Now in Nature Communications: New Findings Help Resolve the Explore–Exploit Dilemma

In a recent study published in Nature Communications, a team of scientists asked, When making decisions, how does one decide whether to exploit known good options or explore potentially better alternatives?

While scientists have previously worked to uncover how the brain arbitrates between exploration and exploitation using experiments with one or two options, natural environments present a multitude of choices. In natural spaces, better options often cluster together, and a map of the environment is necessary to make good choices. The hippocampus binds reward information into cognitive maps to support navigation and foraging in such spaces, but its contributions to exploration were previously unknown.
Alexandre Dombrovski, MD (Associate Professor of Psychiatry) and Bea Luna, PhD, (Staunton Professor of Pediatrics and Psychiatry and Professor of Psychology) examined the roles of hippocampal subregions in resolving the explore/exploit dilemma.

Dr. Dombrovski, the study’s first author, explained: “In humans, the posterior hippocampus contains detailed, granular representations of the environment and is necessary for binding different locations together into a cognitive map. The anterior hippocampus, on the other hand, contains coarser, gist representations and responds strongly to reward and goal locations.  Thus, we hypothesized that the posterior hippocampus would respond to local reward information and invigorate exploration. Further, we thought that the anterior hippocampus would drive convergence on the best part of the environment, or exploitation.”

To test their hypothesis, the research team examined the contributions of the posterior hippocampus and the anterior hippocampus to exploration and exploitation, using the “clock task,” where action values vary along an interval marked by time and visuospatial cues. The task encouraged participants, 70 typically developing adolescents and young adults, to engage in extensive exploration and trial-by-trial learning. Participants completed the task while undergoing a functional magnetic resonance imaging scan.

The study revealed that the hippocampus plays a key role in resolving the explore/exploit dilemma. This process involved dissociated representations of reinforcement along the hippocampal long axis: rapidly evolving state-wise reward prediction error signals in the posterior hippocampus facilitated exploration and slowly evolving global value maximum signals in the anterior hippocampus drove the transition to exploitation.

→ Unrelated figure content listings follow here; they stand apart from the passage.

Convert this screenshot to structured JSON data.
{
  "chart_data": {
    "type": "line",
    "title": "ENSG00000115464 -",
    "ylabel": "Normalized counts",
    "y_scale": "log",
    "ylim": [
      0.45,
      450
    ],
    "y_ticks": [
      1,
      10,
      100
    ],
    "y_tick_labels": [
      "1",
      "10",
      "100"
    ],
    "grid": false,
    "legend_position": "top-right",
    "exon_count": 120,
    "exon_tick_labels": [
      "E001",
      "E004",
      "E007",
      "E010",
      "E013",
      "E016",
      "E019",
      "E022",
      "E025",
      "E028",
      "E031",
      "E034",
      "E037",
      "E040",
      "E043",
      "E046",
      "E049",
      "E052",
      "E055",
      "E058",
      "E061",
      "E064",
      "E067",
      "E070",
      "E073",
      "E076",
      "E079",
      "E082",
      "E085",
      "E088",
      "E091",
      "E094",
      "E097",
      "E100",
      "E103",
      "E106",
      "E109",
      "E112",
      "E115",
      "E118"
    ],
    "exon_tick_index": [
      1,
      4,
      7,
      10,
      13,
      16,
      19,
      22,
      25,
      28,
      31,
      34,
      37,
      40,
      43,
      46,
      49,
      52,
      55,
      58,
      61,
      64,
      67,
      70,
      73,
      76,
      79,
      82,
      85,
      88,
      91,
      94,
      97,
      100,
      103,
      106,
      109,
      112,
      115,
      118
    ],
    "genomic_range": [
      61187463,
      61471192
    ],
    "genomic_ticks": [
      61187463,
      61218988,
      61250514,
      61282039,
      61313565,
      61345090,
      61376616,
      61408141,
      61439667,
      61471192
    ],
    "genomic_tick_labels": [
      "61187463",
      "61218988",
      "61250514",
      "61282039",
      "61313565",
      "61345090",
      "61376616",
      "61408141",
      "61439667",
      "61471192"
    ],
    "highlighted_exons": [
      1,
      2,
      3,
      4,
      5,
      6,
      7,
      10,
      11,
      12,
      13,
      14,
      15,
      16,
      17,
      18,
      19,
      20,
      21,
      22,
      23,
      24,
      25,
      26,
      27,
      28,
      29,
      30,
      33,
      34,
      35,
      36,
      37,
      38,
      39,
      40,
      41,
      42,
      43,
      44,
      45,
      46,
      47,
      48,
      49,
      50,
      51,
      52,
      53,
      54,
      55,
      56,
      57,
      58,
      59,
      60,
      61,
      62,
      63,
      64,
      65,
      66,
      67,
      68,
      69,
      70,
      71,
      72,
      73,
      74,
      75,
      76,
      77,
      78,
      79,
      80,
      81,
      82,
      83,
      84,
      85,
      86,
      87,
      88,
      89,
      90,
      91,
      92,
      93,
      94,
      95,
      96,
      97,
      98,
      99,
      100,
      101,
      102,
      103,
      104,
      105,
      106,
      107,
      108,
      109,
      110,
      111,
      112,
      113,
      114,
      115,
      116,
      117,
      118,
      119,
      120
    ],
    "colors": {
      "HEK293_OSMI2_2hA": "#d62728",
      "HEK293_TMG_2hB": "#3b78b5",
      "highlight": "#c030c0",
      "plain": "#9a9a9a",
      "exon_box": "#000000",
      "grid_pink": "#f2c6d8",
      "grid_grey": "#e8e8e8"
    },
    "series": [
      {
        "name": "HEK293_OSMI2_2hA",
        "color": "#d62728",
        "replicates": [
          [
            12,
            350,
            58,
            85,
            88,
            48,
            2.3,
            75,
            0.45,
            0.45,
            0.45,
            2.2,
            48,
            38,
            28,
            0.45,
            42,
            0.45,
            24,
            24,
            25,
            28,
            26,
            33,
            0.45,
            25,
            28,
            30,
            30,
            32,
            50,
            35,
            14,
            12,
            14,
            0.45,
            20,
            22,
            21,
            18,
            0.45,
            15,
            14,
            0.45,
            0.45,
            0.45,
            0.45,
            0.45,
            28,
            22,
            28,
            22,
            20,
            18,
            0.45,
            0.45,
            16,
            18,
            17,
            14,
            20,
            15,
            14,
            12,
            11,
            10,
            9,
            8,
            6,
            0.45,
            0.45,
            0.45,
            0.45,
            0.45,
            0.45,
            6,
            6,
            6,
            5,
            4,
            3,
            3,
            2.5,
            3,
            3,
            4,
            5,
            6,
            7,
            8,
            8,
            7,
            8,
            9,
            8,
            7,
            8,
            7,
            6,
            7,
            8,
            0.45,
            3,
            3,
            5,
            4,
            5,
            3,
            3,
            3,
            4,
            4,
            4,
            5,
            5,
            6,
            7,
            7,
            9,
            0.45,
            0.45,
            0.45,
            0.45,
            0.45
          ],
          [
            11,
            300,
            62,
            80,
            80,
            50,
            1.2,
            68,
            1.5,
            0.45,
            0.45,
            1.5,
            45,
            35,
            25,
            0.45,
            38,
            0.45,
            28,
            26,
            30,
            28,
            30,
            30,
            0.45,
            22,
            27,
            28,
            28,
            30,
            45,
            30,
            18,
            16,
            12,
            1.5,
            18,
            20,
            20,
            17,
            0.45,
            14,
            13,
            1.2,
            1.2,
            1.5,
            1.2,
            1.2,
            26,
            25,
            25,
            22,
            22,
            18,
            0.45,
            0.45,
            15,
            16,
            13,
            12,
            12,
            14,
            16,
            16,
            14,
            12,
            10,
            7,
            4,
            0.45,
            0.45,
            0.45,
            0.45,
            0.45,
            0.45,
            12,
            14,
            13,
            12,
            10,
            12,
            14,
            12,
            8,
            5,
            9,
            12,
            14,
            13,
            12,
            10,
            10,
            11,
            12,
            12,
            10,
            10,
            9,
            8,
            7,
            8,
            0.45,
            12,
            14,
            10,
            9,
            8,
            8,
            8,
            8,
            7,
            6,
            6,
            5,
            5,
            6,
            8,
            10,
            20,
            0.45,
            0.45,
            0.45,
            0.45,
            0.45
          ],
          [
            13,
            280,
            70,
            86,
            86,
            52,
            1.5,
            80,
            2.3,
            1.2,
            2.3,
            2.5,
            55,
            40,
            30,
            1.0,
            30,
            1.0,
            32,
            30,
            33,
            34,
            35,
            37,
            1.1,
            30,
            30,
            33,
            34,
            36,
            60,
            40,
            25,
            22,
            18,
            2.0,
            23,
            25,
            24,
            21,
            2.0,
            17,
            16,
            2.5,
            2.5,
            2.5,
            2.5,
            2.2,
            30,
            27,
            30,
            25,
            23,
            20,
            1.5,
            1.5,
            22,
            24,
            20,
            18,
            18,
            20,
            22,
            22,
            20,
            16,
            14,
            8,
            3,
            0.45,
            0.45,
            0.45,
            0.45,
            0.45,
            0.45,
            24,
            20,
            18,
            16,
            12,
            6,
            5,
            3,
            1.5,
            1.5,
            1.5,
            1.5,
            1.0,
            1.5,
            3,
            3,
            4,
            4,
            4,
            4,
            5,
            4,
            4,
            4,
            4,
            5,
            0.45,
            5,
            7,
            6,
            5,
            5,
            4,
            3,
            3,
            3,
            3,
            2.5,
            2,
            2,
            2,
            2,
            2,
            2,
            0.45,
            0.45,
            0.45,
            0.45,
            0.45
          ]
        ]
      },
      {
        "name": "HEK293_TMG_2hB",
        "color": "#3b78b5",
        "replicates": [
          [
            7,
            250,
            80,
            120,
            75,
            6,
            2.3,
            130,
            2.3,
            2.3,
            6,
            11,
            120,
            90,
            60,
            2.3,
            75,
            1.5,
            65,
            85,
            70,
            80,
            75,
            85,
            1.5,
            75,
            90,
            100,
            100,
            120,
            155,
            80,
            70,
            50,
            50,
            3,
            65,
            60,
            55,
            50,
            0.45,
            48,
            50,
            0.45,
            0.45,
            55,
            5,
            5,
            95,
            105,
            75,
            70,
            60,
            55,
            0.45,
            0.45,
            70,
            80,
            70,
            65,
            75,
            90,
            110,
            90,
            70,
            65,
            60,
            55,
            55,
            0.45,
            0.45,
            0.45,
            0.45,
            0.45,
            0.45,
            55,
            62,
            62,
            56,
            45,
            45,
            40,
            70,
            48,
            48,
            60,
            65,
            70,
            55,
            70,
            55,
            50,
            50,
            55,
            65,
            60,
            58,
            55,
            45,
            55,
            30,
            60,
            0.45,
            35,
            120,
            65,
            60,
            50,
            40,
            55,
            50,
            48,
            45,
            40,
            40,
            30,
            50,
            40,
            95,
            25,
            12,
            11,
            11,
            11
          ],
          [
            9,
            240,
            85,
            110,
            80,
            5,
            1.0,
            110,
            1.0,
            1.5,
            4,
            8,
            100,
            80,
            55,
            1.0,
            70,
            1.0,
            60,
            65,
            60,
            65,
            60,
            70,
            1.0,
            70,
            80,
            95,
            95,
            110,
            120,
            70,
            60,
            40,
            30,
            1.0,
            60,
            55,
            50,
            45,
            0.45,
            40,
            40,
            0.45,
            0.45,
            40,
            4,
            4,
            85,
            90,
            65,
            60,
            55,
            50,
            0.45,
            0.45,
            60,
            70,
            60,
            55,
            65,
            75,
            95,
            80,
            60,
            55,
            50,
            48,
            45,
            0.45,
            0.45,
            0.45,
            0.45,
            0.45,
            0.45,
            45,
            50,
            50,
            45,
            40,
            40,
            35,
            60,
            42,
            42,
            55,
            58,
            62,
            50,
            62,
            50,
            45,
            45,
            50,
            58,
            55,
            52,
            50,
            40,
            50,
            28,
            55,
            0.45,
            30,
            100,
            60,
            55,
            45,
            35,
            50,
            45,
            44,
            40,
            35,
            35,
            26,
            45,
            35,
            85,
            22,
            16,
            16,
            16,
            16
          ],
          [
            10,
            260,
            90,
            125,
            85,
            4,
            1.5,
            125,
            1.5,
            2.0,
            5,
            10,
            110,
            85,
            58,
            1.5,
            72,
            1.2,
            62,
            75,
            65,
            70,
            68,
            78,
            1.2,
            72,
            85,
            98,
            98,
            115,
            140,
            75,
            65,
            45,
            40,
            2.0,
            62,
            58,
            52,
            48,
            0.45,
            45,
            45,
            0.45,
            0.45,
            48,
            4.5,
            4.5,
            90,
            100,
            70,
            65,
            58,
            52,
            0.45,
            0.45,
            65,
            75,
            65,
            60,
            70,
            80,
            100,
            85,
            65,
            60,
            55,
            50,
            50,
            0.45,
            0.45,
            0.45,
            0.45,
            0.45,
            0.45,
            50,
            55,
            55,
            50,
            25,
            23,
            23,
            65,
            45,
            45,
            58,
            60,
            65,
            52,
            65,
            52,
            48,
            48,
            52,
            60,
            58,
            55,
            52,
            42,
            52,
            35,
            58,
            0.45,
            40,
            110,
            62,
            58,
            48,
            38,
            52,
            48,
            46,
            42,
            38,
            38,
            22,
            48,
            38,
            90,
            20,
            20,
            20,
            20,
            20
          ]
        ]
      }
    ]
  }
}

“We navigate decision problems very much like we navigate physical spaces,” said Dr. Dombrovski.  “Our posterior hippocampus creates a detailed map of the problem, recording successes and failures. Our anterior hippocampus identifies the best solution and places it on a map.”

Differential reinforcement encoding along the hippocampal long axis helps resolve the explore–exploit dilemma
Dombrovski AY, Luna B, Hallquist MN

Nature Communications 11, 5407 (2020).